Tentou alcançar a irmã, mas o estado do carro e o cinto de segurança,
que colocara mais por hábito, de tanto ser pressionado pelo pai para
o pôr quando viajava de carro com a família, do que por segurança,
impediam-no. Debateu-se violentamente, mas uma dor intensa nas costelas fez
com que parasse. Rompeu num choro silencioso. As lágrimas corriam-lhe
pelo rosto apressadas, mas a garganta não conseguia soltar qualquer grito.
Como é que fora capaz de trazer a irmã na saída com os
amigos? Só conseguia pensar no que os pais iam dizer. Iam pô-lo
de castigo para sempre. Isto se... Na melhor das hipóteses, Pedro ficaria
de castigo. Nem queria pensar na outra probabilidade.
Ainda mais que a cabeça, doía-lhe a alma de tanto sentimento de
culpa. Se ao menos não tivesse aceitado o convite dos amigos, se tivesse
ficado em casa a ver um filme, com a irmã a brincar no tapete da sala,
se não se tivesse oferecido para tomar conta da irmã, seduzido
pelo dinheiro que os pais poupariam na ama, e lhe dariam a ele, para comprar
os ténis que vira no centro comercial. Se, se, se... A cada batimento
de coração, um grande "SE" ressoava na sua cabeça.
Pedro não sabe quanto tempo durou o seu choro abafado. A certa altura,
ouviu um gemido vindo da sua esquerda. Olhou para o lado e viu Gui cabecear,
recuperando os sentidos.
- Puto, que é que aconteceu?- perguntou Gui numa voz fraca.
Pedro não respondeu. Olhou-o com desprezo e raiva. Era demasiado óbvio
o que tinha acontecido! Virou a cabeça o mais que as dores lhe permitiram
e ficou a fitar a escuridão, tentando controlar o enjoo. Sentiu o amigo
remexer-se no lugar e pode constatar que ele observava o estado dos amigos,
pois logo a seguir Gui rebentou em pranto.

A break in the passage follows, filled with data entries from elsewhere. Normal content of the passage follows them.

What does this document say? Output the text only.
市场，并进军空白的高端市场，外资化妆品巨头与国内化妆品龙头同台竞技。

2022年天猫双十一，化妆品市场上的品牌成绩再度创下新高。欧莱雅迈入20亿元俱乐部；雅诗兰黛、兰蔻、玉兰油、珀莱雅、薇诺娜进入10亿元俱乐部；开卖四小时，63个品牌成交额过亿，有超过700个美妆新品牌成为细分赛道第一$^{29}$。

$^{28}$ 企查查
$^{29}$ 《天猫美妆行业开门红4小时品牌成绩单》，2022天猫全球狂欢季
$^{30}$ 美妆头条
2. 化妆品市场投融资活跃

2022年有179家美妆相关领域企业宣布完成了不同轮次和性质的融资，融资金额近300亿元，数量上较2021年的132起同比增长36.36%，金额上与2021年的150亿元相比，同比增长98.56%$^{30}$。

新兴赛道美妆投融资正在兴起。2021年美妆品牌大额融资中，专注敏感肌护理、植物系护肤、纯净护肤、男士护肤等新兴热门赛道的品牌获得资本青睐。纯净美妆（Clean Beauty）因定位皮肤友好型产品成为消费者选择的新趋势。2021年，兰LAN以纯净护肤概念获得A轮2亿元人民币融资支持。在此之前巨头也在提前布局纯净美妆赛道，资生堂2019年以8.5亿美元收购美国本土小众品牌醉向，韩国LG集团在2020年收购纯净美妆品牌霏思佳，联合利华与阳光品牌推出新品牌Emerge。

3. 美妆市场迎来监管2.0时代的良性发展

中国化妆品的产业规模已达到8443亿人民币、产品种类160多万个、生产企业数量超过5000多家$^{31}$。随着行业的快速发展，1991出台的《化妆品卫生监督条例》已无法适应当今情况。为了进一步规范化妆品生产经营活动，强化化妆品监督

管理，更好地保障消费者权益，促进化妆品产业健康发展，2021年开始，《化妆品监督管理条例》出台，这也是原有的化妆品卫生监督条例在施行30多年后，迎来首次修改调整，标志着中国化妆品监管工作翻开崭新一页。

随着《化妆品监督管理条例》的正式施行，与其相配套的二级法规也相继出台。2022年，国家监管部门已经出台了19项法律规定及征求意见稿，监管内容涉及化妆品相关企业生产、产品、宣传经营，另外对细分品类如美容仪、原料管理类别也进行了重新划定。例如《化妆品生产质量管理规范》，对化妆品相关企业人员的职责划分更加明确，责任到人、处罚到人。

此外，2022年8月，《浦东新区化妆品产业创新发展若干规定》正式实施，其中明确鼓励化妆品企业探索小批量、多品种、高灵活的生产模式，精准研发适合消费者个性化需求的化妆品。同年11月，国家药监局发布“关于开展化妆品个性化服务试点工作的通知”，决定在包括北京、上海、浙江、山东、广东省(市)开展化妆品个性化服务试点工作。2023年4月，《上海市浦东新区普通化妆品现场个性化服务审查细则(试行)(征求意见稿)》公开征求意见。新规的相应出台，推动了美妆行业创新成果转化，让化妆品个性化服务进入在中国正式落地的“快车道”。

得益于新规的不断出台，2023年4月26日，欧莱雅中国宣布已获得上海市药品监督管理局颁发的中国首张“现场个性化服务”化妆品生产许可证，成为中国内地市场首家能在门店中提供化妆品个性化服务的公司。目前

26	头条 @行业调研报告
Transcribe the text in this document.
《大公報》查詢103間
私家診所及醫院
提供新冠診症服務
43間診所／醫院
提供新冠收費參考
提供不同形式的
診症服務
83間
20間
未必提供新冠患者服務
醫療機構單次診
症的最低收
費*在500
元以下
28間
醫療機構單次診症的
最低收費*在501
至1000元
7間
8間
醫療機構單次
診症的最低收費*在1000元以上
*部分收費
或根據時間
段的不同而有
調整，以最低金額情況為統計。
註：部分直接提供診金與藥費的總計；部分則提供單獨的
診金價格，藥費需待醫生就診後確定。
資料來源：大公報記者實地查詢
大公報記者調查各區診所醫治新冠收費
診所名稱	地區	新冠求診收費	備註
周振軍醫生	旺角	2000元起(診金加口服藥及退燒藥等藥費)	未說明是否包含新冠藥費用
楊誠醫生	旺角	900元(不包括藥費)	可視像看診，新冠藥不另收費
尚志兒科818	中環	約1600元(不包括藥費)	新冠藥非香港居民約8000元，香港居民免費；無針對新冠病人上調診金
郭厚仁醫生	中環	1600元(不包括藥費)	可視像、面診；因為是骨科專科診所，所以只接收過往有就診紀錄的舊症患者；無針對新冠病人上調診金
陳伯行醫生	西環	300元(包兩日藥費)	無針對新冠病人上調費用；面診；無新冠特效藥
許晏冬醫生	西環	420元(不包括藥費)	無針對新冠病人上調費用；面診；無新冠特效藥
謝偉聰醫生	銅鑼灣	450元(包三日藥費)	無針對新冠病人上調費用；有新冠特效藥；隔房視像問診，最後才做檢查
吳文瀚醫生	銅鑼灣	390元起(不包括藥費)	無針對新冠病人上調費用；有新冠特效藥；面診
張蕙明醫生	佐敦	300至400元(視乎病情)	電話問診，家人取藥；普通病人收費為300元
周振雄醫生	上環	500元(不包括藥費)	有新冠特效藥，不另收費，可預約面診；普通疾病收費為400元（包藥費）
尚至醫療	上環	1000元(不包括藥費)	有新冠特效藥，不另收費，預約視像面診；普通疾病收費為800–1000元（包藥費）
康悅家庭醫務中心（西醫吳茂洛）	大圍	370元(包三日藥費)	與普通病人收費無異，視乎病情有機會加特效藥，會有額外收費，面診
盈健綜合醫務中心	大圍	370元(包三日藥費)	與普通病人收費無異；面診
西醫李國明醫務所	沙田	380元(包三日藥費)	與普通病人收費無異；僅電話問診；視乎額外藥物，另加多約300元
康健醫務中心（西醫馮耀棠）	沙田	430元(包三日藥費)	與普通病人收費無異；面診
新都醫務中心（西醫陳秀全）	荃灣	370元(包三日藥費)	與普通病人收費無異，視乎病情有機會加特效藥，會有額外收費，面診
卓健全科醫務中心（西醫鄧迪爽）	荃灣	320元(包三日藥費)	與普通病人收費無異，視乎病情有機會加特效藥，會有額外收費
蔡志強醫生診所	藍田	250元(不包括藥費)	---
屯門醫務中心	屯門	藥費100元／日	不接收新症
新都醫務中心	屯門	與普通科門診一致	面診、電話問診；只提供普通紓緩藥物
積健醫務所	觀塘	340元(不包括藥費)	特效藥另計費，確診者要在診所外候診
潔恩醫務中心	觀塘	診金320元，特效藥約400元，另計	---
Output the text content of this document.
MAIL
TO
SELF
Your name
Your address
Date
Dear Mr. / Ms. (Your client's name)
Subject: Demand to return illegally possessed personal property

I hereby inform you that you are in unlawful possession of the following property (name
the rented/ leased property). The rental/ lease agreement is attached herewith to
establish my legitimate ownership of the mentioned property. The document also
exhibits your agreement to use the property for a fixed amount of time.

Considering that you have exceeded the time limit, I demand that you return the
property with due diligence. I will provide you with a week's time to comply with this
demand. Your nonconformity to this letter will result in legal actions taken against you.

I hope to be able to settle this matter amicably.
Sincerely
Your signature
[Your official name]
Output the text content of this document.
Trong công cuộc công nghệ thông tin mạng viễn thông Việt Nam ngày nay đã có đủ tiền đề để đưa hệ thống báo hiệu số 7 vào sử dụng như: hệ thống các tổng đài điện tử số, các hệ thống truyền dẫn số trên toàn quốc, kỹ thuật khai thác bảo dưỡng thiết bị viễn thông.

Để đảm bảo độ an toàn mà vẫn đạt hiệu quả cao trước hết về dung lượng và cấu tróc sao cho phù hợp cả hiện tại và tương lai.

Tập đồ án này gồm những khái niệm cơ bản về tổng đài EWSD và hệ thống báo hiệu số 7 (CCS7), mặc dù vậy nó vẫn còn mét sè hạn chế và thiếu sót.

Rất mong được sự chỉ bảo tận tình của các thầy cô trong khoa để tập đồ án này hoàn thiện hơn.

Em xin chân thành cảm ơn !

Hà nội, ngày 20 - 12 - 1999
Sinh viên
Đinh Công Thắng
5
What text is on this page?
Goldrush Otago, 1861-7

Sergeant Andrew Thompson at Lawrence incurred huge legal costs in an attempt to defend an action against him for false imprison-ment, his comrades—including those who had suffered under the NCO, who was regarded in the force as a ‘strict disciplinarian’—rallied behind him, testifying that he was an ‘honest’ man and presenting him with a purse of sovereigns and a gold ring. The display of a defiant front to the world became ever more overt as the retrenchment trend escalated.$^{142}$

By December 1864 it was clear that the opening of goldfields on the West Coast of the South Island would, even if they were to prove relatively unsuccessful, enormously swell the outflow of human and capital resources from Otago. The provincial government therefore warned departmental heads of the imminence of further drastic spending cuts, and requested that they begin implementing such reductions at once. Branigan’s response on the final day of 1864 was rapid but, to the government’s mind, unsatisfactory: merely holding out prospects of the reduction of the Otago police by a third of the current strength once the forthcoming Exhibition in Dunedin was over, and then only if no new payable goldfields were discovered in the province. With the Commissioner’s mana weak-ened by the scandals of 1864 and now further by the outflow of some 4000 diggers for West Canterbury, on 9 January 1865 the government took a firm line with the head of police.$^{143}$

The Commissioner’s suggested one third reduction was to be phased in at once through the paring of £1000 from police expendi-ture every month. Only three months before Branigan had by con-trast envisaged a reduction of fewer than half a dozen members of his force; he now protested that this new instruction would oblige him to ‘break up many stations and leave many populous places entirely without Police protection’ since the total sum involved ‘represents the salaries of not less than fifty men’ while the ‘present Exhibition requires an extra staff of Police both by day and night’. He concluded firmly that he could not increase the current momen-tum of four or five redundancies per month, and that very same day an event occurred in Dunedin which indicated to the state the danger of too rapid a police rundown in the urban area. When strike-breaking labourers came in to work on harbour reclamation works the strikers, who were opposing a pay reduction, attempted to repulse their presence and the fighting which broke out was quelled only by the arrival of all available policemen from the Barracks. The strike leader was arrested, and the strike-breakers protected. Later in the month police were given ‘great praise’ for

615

- Bolas, puto, que é que aconteceu? Eu controlei o carro tão bem
a noite toda!- soluçou Gui, mais para si mesmo do que para Pedro.
Após ter formulado a pergunta, a cabeça de Gui voltou a tombar
sobre o volante. Perdera de novo o sentidos. Pedro sentiu-se angustiado. Apesar
do ressentimento para com o amigo, era sempre bom tê-lo consciente, pois
não sabia quanto tempo iam ficar todos ali, presos no carro, até
que os socorressem.
Ouviu um barulho de sirenes, seguido de clarões azuis. A ambulância
chegara. Pedro lançou um último olhar à irmã e aos
amigos. Mesmo sem acreditar em Deus, pediu-Lhe que os salvasse. Dava-lhe jeito
que existisse alguém omnipotente lá em cima e que tivesse o bom
senso de salvar, pelo menos, Mariana, que ainda era uma criança.
Antes de fechar os olhos e desfalecer, Pedro pode ouvir uma voz distante, metálica
: "Acidente na estrada 26 com um grupo de adolescentes. Precisamos de reforços.".